I'm trying to optimise a loop that reads line from compressed tar archives. Currently I'm using flate2 (with zlib-rs) and the tar crate.

  • I then use a BufReader on top and use BufRead::read_until to read lines (unlike read_line this doesn't need UTF8). I reuse a single allocation buffer between loop iterations to avoid allocations.
  • I then apply a filter that can quickly discard processing about 96% of the lines further (they contain things I'm not interested in).
  • Only then do I do UTF8 validation and copying into other data structures on the remaining ~4% of lines.

I have found two inefficiencies when profiling:

  1. I can not reuse the allocation of the internal buffer in BufReader between entries in the tar archives. There are many small files (plus a few huge ones), so this matters (though much less so than the next point).
  2. read_until (as well as read_line) copies data to the buffer I provide. This dominates my processing (apart from decompression, and there is little I can do about that other than using the best implementation and build flags possible).

There is the fill_buf lower level API but then you give up on a lot of nice things (handling lines longer than the buffer, handling lines crossing the edge of the current buffer, etc). My lines tend to be short so lines longer than the buffer wouldn't be a big concern (I could fall back on a slow path), but lines crossing the buffer edge is. Also it doesn't solve 1.

My search for a crate that solves this without having to roll my own buf reader from scratch and deal with all the fiddly low level details myself has been fruitless.

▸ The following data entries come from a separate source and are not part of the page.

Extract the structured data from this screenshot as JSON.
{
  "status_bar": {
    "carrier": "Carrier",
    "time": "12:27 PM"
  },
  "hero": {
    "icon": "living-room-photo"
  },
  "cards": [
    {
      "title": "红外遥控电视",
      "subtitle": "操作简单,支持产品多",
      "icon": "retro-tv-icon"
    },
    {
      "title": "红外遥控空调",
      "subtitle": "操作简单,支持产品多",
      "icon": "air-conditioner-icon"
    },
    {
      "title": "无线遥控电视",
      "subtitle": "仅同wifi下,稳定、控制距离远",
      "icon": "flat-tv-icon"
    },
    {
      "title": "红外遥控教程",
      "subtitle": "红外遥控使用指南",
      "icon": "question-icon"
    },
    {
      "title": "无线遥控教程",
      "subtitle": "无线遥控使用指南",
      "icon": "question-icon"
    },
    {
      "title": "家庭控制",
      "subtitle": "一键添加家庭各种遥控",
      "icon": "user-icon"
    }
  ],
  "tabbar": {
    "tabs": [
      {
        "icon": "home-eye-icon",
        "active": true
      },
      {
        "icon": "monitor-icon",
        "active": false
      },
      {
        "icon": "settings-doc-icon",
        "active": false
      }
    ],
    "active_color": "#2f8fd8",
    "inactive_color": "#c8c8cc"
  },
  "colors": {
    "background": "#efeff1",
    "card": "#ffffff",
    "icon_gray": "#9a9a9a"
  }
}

Ideally I'd like to either have a fallible read_until (fails if the line won't fit the buffer) that returns a borrow of the buffer, and if the line happens to straddle the end of the buffer copies the half-line to the beginning and then refills the buffer after that.

It should ideally also be possible to reset the buffer such that the allocation can be reused between archive entries.

I would absolutely consider mmap for this normally, but that won't help since the data I'm reading is compressed.

BufReader provides mutable access to its inner reader, so you can just overwrite it (make sure to flush before).

1 Like

Ah, I guess I could mem swap in the new underlying reader, didn't think of that. Thanks!

That solves point 1, though the more pressing point 2 remains.

I don't think you will be able to solve it without using fill_buf().

Seems I found something myself thanks to an off hand side note in the readme of a crate that didn't quite do what I need (linereader). Apparently bstr has a solution for this. The closure based API is not ideal for me, but I could probably make it work, I will give it a go tomorrow.

(Thanks BurntSushi for all your amazing crates. If only discoverability was better (but that is mostly a Rustdoc problem as well as general poor usability of Google and similar these days).)